Crypto Update: ETH mining at the edge
Cryptocurrency analyst, Saxo Bank Group
Summary: ETH mining profitability heads to zero; central banks discuss digital currencies; Bitcoin Cash is facing a hard fork.
No profits in mining ETH
According to a recent Susquehanna research report, the profitability of Ethereum mining using graphics cards produced by chipmakers such as AMD and Nvidia has reached null. Profitability has been on the decline since the beginning of this year. Also, the network hash rate has been decreasing since August of this year, demonstrating that more miners are leaving the network than joining. Profitability combined with the decline in hash rate could indicate the approach of capitulation for the Ethereum market. Additionally, the decline in profitability could mean that the downtrend in revenue from selling graphics cards to cryptocurrency miners is approaching a bottom for chip manufacturers going forward.

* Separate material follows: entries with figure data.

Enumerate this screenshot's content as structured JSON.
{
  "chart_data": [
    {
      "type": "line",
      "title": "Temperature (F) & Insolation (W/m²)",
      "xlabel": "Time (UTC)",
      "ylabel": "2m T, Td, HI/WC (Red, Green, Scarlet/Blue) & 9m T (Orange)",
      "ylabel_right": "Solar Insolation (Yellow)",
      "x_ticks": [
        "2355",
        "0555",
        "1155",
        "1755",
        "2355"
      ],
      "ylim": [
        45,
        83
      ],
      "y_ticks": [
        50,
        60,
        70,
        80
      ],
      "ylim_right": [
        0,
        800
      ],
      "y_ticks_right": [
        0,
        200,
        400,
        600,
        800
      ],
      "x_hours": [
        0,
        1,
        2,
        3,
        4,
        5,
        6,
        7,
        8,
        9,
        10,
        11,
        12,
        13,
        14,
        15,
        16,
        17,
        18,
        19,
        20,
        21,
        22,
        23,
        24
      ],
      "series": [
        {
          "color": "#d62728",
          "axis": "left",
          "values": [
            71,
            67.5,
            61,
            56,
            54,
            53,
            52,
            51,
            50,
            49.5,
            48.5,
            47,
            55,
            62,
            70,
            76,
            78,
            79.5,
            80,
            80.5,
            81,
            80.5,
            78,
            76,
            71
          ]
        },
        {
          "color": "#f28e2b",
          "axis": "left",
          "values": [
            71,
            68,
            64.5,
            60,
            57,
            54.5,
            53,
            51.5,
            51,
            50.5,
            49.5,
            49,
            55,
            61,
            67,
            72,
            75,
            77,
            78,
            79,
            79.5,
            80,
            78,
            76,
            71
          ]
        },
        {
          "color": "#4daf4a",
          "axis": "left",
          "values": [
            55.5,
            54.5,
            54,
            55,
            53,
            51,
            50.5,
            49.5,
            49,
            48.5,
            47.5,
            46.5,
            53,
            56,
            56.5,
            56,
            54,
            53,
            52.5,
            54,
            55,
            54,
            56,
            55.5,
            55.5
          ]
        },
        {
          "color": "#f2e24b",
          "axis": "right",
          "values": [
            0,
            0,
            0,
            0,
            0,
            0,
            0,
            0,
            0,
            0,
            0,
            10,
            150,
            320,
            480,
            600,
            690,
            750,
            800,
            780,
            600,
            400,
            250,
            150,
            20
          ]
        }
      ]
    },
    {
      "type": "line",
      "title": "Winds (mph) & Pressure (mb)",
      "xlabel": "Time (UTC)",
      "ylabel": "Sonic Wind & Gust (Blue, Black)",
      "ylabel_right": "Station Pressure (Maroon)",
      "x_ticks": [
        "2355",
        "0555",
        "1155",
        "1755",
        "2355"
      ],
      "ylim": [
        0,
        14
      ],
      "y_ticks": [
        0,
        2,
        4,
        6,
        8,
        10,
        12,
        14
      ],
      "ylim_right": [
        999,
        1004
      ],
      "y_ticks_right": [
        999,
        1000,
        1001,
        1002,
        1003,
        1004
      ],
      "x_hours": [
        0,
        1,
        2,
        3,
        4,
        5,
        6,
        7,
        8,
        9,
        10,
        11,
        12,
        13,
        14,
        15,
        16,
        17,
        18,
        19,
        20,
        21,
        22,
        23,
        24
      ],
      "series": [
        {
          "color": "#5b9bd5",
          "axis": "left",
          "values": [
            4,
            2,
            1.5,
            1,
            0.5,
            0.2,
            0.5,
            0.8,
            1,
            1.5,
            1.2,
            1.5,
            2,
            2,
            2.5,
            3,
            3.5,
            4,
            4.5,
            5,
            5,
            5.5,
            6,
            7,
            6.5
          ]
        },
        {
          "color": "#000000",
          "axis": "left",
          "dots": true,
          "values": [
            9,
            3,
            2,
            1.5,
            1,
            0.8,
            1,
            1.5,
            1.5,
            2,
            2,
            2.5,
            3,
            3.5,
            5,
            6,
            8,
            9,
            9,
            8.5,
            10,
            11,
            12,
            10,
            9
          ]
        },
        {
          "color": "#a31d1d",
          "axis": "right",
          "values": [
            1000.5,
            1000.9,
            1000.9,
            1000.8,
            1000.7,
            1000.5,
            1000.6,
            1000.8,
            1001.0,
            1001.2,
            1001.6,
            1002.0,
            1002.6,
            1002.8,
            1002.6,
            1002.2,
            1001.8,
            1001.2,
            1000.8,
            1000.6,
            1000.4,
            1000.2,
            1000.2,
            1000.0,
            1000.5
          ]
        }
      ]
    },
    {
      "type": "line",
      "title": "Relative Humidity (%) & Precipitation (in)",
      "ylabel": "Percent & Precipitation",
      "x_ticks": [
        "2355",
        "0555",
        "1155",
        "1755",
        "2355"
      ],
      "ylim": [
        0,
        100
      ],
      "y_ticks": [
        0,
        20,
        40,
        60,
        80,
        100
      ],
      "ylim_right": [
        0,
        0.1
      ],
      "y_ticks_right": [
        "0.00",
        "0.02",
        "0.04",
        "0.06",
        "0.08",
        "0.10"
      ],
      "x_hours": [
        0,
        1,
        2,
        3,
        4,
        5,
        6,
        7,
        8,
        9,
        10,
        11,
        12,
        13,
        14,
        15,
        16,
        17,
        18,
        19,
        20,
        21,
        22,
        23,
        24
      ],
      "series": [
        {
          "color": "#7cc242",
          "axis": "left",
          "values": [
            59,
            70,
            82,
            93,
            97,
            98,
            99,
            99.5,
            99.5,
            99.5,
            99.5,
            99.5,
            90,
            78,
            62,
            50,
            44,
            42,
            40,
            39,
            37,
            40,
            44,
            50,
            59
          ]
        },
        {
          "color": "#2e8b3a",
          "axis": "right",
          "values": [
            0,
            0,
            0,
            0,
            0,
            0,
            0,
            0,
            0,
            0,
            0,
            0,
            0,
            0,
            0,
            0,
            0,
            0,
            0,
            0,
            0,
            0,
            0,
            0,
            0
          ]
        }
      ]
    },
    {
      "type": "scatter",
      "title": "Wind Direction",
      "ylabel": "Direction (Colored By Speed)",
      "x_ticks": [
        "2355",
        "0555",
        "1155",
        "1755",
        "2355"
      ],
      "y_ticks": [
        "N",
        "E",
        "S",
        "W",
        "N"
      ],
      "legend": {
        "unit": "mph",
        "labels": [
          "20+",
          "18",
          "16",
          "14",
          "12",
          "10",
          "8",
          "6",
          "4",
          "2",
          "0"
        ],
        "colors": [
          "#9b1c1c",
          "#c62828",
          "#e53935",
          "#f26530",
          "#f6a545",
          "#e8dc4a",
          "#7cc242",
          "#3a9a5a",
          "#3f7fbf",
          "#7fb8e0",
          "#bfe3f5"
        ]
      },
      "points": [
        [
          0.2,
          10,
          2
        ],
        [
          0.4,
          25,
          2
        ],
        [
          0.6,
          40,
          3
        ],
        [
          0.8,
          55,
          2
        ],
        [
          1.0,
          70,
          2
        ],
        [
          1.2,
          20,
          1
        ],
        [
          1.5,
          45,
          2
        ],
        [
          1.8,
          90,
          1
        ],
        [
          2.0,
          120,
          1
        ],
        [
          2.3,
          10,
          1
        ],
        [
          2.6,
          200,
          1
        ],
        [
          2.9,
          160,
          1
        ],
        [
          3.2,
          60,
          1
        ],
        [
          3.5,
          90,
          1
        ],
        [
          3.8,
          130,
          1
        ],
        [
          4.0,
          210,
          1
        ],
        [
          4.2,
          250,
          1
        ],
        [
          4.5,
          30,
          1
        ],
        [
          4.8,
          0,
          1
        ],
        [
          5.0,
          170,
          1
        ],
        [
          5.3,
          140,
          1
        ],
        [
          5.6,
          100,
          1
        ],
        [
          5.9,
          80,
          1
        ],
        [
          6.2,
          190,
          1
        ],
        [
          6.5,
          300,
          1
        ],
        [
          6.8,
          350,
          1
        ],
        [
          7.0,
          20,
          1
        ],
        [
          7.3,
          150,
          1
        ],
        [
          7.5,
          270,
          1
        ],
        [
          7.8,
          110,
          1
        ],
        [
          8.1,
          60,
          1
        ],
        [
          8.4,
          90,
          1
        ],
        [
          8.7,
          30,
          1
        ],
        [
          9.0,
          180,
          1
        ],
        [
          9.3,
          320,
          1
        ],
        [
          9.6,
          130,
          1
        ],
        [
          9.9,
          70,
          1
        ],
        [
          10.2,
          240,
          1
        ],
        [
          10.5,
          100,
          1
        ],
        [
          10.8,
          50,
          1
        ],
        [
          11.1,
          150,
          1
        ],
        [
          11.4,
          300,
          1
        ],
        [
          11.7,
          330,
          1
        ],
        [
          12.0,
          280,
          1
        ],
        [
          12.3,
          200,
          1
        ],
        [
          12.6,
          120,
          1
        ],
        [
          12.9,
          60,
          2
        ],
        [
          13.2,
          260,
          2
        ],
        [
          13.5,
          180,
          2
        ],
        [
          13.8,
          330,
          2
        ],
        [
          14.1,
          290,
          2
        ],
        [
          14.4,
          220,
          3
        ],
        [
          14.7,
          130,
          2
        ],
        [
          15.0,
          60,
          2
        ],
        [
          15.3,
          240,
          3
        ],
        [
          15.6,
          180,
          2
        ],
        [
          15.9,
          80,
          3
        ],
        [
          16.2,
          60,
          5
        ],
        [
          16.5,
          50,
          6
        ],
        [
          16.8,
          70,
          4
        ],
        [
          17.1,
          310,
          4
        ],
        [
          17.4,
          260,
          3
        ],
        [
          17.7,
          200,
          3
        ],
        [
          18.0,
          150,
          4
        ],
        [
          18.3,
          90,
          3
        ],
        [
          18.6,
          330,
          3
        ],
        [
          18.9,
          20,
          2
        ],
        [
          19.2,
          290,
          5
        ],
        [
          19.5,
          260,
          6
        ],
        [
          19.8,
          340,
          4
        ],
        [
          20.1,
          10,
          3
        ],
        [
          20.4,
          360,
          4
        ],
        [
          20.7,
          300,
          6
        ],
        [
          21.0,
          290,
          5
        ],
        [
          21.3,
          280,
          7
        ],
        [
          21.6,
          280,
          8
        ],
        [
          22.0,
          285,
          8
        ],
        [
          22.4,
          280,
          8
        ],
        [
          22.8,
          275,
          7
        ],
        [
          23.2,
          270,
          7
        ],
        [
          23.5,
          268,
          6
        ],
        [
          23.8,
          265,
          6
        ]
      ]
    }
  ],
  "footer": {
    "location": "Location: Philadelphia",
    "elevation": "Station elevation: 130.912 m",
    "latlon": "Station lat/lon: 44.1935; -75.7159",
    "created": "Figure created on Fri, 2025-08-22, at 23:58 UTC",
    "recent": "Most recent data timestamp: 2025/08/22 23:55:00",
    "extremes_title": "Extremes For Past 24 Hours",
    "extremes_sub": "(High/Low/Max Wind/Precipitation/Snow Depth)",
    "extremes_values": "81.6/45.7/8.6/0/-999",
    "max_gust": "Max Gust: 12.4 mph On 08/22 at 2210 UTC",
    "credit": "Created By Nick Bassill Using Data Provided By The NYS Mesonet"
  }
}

Central banks mull issuing digital currencies
Central banks are increasingly exploring the implications of issuing a central bank digital currency, or CBDC, that would have certain characteristics of cryptocurrencies combined with the centrally-planned characteristics of fiat money. The Swedish Riksbank released a report detailing the implications of creating an e-krona, considering the total cash in circulation is dropping below 1% of GDP. Additionally, the Bank of Korea and the Bank of Israel have released reports, with the former more open to issuing a CDBC than the latter. Despite the range of opinions from central banks, one thing that all of them agree on is that a CBDC will have far-reaching implications for the banking sector that no one fully understands yet.
Bitcoin cash fork
There is an upcoming hard fork or network split on the Bitcoin Cash blockchain, which itself is a hard fork of the main Bitcoin blockchain. This split is particularly interesting because on one side there are nodes, which are computers that run the software, making it more robust against outages. On the other side there are miners, who make the network more secure against attacks.
Once the network splits, the market will have the first real-world test on whether it is nodes or miners that give the most value to a network. Currently in pre-market trading, investors are valuing the network split with the most nodes (users) at a 30% premium. All eyes are watching as the fork is scheduled to take place tomorrow, November 15.